Since 1451, the ordinance of January 10, 1451 regulates how Bremen merchants deal with each other. This is considered to be the birth of the Bremen Chamber of Commerce, which until 1849 was known as the "Collegium Seniorum". Since then the Chamber of Commerce has taken over the representation of the merchants.

The first coffee shop in the German-speaking area was built in Bremen in 1673, where exactly is not documented. It could have been in the Schütting or one of the surrounding houses on the market. From 1679 there was verifiably a coffee shop on the market side of the Schütting.

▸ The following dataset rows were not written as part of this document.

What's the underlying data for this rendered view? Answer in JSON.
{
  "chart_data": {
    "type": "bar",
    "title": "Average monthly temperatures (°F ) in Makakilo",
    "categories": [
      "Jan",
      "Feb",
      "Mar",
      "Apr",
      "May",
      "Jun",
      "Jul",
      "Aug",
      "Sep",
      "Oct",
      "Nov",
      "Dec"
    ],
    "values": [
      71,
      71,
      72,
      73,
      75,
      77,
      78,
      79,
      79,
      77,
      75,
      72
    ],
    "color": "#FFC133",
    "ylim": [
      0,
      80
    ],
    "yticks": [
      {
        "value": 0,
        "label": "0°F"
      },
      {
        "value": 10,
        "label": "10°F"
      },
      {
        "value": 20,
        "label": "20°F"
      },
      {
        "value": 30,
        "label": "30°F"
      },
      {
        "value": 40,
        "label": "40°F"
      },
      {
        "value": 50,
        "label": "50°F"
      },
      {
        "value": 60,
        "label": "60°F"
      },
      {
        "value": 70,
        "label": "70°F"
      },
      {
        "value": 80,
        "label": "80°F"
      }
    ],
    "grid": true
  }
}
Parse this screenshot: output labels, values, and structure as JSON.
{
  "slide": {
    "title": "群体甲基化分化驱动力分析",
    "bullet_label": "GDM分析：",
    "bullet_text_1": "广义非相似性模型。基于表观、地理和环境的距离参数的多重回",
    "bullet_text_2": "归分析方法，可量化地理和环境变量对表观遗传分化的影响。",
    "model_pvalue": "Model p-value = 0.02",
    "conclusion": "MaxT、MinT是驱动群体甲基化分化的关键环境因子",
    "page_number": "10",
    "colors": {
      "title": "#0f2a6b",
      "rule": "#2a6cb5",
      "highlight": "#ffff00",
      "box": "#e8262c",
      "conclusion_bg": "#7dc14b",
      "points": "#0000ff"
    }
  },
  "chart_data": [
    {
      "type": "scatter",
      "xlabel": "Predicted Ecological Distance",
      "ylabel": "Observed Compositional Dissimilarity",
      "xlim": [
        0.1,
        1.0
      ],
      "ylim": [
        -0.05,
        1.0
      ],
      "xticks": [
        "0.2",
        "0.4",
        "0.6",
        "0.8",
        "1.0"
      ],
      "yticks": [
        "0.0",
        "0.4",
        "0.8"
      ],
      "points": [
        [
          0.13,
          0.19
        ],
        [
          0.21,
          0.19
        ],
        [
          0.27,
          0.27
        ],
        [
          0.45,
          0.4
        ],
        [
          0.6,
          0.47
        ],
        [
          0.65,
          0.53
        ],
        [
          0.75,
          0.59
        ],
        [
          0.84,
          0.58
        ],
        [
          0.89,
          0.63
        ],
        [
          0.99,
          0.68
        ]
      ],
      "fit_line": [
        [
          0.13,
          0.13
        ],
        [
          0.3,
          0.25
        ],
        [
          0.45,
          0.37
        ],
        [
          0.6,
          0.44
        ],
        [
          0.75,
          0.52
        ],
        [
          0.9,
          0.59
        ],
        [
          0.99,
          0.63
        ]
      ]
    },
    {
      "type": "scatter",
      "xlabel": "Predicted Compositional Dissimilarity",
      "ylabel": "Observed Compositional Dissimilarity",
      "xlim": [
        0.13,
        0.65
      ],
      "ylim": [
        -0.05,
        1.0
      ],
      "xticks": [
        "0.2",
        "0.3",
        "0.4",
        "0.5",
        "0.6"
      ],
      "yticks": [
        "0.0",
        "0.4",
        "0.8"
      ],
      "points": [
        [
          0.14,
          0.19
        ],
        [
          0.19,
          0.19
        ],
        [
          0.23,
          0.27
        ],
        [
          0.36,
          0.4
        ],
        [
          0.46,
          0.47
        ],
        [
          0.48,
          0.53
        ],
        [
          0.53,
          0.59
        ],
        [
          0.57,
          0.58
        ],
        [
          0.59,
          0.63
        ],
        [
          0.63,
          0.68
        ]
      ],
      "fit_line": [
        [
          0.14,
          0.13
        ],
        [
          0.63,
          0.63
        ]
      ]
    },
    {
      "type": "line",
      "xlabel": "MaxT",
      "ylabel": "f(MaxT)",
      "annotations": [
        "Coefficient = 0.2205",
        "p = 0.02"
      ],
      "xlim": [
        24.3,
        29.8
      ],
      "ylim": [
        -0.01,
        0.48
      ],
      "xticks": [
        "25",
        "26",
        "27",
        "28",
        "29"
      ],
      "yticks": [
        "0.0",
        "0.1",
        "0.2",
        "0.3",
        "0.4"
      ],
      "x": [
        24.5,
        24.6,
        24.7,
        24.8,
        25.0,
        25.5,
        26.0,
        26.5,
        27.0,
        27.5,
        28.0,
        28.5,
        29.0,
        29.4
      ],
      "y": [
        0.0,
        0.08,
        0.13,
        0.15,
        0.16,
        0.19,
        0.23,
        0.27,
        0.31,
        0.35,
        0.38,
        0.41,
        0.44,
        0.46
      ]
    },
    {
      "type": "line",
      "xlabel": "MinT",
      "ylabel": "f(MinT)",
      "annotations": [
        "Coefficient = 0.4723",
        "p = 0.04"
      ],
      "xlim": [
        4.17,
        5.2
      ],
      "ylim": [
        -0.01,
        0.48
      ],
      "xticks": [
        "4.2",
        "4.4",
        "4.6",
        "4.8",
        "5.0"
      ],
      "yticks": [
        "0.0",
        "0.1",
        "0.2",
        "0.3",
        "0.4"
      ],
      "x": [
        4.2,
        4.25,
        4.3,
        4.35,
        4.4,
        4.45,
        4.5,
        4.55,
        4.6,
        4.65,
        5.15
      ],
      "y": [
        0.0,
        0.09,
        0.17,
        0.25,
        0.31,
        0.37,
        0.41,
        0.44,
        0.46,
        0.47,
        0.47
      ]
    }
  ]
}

The Schütting is still the house of the Bremen merchants and the seat of the Bremen Chamber of Commerce. The traditional club in Bremen has its rooms in the basement ; it emerged from the Museum Society .

See also


Portal from 1896
  • Chamber of Commerce (Ed.): 475 years of Haus Schütting , Carl Schünemann Verlag 2012, ISBN 978-3-7961-1004-7
  • Thomas Hill: The city and its market - Bremen's surrounding and external relations in the Middle Ages (12th – 15th centuries) , 1st edition 2004., ISBN 978-3-515-08068-2
  • Konrad Elmshäuser, Adolf E. Hofmeister (ed.): 700 years of Bremen law 1303–2003 , State Archive Bremen 2003, ISBN 978-3-925729-34-8 → p. 16 ff., Dieter Hägemann: Law and Constitution in medieval Bremen 800-1300
  • Herbert Black Forest : The Great Bremen Lexicon . 2nd, updated, revised and expanded edition. Edition Temmen, Bremen 2003, ISBN 3-86108-693-X .
  • Konrad Elmshäuser, Hans-Christoph Hoffmann, Hans-Joachim Manske: The town hall and the Roland statue on the market square in Bremen (print of the UNESCO World Heritage application); Edition Temmen, Bremen, 2002, ISBN 3-86108-682-4 .
  • Rudolf Stein, Romanesque, Gothic and Renaissance architecture in Bremen , Bremen 1962 (in the reading room of the Bremen State Archives)
  • Lydia Niehoff : 550 years - tradition of independence, chronicle of the Bremen Chamber of Commerce. Schünemann Verlag : Bremen 2001, ISBN 3-7961-1827-5 .
  • Peter Hahn: 450 years of Haus Schütting, seat of the Bremen Chamber of Commerce. The building history . Ed .: Bremen Chamber of Commerce. Schünemann Verlag, Bremen 1988, ISBN 3-7961-1797-X .
  • Bremen Engineers and Architects Association: Bremen and its buildings , 1900, chap. Old Bremen (in the reading room of the Bremen State Archives)
  • HA Schumacher: On the history of the Schütting . In: Bremisches Jahrbuch . Volume 5, Bremen 1870, pp. 192-214.

Web links

Commons : Schütting  - collection of images, videos and audio files

Individual evidence

  1. ^ Monument database of the LfD
  2. Bremen Chamber of Commerce Merchant's motto and Schütting coat of arms  ( page no longer available , search in web archivesInfo: The link was automatically marked as defective. Please check the link according to the instructions and then remove this notice. loaded on June 18, 2013@1@ 2Template: Toter Link /  
  3. ^ Werner Kloos: Bremer Lexikon. Hauschild, Bremen 1980, Lemma Buten un Binnen, Wagen un Winnen.
  4. Lydia Niehoff: 550 years of tradition of independence, Schünemann Verlag, Bremen 2001, p. 200.
  5. Bremen Monument Preservation Prize 2010 . Special publication of the Weser-Kurier. Bremer Tageszeitungen AG, Bremen November 21, 2010, p. 8 ( [PDF; 3.2 MB ; accessed on November 25, 2016]).
  6. ^ Lydia Niehoff: 550 years of tradition of independence, Schünemann Verlag Bremen 2001, p. 92.